Sydney helped me cut out all the book cover thumbnails, then Willow glued them onto the wall as I showed her where each one went. She coated each in an extra layer of glitter glue, just because, and then I went back and wrote in the timeline info:
I had no idea, until we actually started placing them, how many books Mary Pope Osborne had set in the latter half of the nineteenth century or so. If we ever move and thus need to do our timeline over again, remind me to set aside more room here just for her.

For a while the girls listened to this book over and over and over again--I think that the part with the ghost titillated them:
 
But last night they listened to this book as they fell asleep:
Thanksgiving on Thursday (Magic Tree House #27)I was going to encourage them to listen to Thanksgiving on Thursday, but I don't seem to have ripped the audio copy from a library CD yet. Fortunately, we own a paperback copy of the book, so perhaps we'll find time to read it out loud together today.

Interspersed with making Pilgrim paper dolls and the thankful tree and the dinner roll dough to freeze for Thursday, that is...

4 comments:

Tina said...

That is such a fantastic idea! My almost 5yo loves the audio books also, she will listen to them over and over. I love the idea of the time line. Mind if I use your hard work and print out the list?

julie said...

Goodness, please do--that's why I published it!

For the wider time ranges, I just had Will glue the book cover anywhere within that time range. In the books themselves, however, one of the characters often gives a more specific date for when they really are. I didn't have the books in front of me, though, so I gleaned all my dates through research.

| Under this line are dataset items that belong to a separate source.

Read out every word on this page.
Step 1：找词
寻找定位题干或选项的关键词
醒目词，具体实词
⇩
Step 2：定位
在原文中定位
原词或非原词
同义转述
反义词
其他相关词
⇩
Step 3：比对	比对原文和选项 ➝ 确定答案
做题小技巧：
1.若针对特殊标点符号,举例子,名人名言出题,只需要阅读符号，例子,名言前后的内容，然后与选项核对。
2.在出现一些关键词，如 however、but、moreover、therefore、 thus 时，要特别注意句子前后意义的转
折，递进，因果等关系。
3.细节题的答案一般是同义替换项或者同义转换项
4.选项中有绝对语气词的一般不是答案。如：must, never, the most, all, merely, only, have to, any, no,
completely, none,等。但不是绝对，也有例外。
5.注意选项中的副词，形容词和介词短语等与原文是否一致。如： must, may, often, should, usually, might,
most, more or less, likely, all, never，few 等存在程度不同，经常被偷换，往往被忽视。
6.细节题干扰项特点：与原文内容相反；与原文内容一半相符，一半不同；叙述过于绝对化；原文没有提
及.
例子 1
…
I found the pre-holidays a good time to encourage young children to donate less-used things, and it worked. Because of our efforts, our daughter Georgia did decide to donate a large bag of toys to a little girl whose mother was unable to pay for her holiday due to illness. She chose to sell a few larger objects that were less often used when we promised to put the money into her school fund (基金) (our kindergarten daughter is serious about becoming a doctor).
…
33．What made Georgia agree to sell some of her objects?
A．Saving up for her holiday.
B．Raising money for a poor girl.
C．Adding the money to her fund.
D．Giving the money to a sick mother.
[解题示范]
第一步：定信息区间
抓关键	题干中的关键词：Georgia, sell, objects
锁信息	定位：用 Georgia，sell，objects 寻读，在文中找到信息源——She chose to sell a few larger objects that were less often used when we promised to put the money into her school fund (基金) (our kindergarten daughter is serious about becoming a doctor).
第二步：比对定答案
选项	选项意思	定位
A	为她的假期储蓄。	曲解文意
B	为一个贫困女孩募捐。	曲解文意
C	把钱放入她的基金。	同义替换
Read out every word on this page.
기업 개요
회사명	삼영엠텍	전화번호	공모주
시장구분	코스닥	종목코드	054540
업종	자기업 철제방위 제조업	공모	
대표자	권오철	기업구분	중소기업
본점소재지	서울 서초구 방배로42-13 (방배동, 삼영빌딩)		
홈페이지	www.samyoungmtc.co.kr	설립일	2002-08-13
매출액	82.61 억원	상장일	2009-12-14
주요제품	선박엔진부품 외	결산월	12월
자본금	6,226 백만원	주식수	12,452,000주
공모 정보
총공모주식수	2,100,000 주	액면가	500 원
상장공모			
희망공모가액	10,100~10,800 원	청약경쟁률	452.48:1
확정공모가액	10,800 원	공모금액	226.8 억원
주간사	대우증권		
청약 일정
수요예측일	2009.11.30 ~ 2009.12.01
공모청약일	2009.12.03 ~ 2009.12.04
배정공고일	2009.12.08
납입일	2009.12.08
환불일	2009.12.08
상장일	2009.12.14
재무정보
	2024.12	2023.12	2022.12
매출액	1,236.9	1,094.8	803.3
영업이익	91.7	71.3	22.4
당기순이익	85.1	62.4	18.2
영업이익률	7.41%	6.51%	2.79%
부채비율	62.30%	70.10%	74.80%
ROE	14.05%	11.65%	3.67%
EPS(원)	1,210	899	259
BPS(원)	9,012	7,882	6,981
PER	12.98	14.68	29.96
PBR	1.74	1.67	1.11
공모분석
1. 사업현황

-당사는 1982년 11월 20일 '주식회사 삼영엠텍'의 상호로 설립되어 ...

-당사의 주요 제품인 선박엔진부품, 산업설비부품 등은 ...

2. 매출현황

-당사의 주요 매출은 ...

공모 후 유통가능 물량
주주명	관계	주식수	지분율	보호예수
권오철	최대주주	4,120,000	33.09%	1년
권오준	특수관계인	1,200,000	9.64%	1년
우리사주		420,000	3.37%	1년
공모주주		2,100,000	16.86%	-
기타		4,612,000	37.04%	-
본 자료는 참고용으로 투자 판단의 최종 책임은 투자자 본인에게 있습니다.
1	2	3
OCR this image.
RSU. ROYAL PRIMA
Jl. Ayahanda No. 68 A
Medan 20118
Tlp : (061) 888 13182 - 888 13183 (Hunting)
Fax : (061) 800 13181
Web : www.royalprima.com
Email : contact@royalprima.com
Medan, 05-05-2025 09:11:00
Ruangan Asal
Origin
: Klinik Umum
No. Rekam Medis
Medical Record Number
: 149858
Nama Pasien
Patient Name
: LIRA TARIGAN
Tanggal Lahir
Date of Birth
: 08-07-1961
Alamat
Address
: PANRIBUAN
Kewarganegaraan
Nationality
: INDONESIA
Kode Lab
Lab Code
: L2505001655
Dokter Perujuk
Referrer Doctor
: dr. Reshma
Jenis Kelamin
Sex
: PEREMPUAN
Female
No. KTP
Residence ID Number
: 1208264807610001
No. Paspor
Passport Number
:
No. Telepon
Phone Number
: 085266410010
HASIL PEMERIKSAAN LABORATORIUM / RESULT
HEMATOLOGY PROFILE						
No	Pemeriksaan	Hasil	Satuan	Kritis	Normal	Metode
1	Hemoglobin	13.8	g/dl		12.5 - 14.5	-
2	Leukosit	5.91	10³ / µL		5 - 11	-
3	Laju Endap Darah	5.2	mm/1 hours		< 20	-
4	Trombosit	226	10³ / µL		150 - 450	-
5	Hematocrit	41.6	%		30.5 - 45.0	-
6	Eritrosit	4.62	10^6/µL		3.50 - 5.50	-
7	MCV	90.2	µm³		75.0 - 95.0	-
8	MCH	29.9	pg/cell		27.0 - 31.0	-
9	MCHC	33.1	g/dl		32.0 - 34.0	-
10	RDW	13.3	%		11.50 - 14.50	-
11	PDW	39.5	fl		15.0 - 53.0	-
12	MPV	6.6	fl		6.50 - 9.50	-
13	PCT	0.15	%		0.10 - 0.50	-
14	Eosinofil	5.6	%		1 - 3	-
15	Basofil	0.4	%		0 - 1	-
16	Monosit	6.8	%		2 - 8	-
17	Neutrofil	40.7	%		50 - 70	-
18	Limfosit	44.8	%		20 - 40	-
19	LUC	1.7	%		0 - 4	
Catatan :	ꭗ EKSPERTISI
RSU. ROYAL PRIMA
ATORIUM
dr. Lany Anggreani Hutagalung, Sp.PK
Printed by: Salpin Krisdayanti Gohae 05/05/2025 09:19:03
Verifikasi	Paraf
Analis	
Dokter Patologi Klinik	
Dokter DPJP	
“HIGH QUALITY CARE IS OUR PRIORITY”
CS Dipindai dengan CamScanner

Heather@Cultivated Lives said...

What a fabulous idea. As a timeline addict, I love how you took something they are interested in reading/listening to and then giving them a space in time and allowing them to see how different historical events take place at similar times.

I still have vivid memories in my mind of my childhood timeline. When I hear a date, I immediately go to the timeline in my head to get historical context on what I'm learning about! :)

julie said...

When we were on vacation, I also bought lots of postcards of stuff-the discovery of Pluto, the formation of the Grand Canyon, etc.--and one of our super-many projects this week is to get all of those nice and settled on our timeline.